Всю жизнь он считал себя одиноким и действительно был одинок, внутренне одинок среди большого количества людей. Ни друзей, ни цели жизни. Словно исследователь, попавший к дикарям, языка которых он не знает. Он никогда не принадлежал к тому племени, в котором жил, хотя внимательно наблюдал его обряды и обычаи и хорошо их копировал. Он был одинок, а вокруг, в обществе, кипели не понятные ему страсти. И всегда вокруг него была толпа: в лицее — ученики и преподаватели, дома — семья, родственники. При полном бездействии мысли всё-таки он был вечно занят неким подобием деятельности: уроки, всякие обязанности, необходимость «поддерживать отношения», да ещё интимные делишки. И со всем этим он порвал, со всем этим привычным притворством. Для того чтобы разрыв был полным, он даже бросил дома рукопись своей монографии о Джоне Ло, которую сначала хотел было захватить с собой. Нарочно не взял её: ведь она была бы связующей нитью с прошлым, частицей его продолжения в настоящем.

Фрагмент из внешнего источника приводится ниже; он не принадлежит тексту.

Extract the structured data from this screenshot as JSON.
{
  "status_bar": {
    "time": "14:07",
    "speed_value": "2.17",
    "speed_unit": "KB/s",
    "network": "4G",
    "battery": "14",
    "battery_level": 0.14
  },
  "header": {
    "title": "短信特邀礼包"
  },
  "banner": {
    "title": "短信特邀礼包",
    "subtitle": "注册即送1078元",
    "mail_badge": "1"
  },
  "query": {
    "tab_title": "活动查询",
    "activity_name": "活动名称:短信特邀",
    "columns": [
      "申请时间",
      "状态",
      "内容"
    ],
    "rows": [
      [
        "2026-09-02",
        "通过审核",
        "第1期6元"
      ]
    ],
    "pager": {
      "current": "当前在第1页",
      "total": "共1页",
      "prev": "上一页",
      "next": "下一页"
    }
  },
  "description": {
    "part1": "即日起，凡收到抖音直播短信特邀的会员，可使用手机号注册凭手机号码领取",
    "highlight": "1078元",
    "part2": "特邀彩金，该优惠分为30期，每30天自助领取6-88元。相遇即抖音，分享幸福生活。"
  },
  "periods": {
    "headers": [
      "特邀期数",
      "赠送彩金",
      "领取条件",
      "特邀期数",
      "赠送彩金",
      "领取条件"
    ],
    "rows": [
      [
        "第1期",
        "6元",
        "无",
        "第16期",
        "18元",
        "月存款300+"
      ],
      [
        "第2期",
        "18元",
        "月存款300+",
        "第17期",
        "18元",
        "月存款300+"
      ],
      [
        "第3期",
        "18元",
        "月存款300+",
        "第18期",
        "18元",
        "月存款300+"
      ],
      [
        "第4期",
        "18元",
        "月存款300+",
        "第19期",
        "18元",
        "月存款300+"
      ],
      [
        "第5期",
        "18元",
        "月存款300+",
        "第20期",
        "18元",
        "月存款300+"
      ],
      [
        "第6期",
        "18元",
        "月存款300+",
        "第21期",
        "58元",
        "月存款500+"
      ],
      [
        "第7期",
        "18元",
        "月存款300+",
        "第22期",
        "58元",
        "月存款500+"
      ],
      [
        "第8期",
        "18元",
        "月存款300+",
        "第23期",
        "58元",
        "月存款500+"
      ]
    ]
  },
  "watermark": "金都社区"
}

Теперь же, не имея нужды зарабатывать на хлеб, он не имел и необходимости разговаривать с кем-нибудь, кроме лакеев, которых вызываешь звонком, когда встретится надобность в их услугах, да с кассиршей, когда здороваешься с ней; жил он среди обветшалых декораций, принимал их за настоящую действительность и познал, наконец, подлинное одиночество. Но ведь не одиночества искал он в Венеции. Он выбрал Венецию, поверив выдумкам романсов и, кроме того, никак не ожидал суровости венецианской зимы. Уже через день он был жестоко разочарован. Однако погода прояснилась, он решил остаться и отправиться гулять, но около Железного моста его опять застал дождь; он укрылся в Музее изящных искусств, и его захватила чудовищная мощь Тициана, Веронезе, Тинторетто, ошеломляющее, утончённое мастерство художников-венецианцев… его поразили полотна троих Виварини, о существовании которых он раньше и не знал, а когда он вновь очутился под открытым небом, то с каким-то упоением ощутил на своём лице водяную пыль; порывы ветра поднимают её и гонят трепещущей завесой над Большим каналом, по которому и в проливной дождь гондольеры, как тени проклятых грешников, гонят свои чёрные ладьи, укрыв пассажиров в шатре гондолы. Весь этот утопающий в воде и туманах пейзаж, выплывавшие вдали, за городом, островки монастырских строений с позолоченными куполами церквей и глухими стенами, без дверей и окон, унылые лагуны, простирающиеся вдалеке, за Фузине, малярийные болота, покрытые густой щетиной камышей, топкие низины, где с трудом найдёшь полосу твёрдой земли, — весь этот пейзаж, так непохожий на картину, сложившуюся в воображении Пьера Меркадье, удивительно под стать был его настроению в период линьки, когда он пришёл к подлинному одиночеству, которое ему предстояло изведать.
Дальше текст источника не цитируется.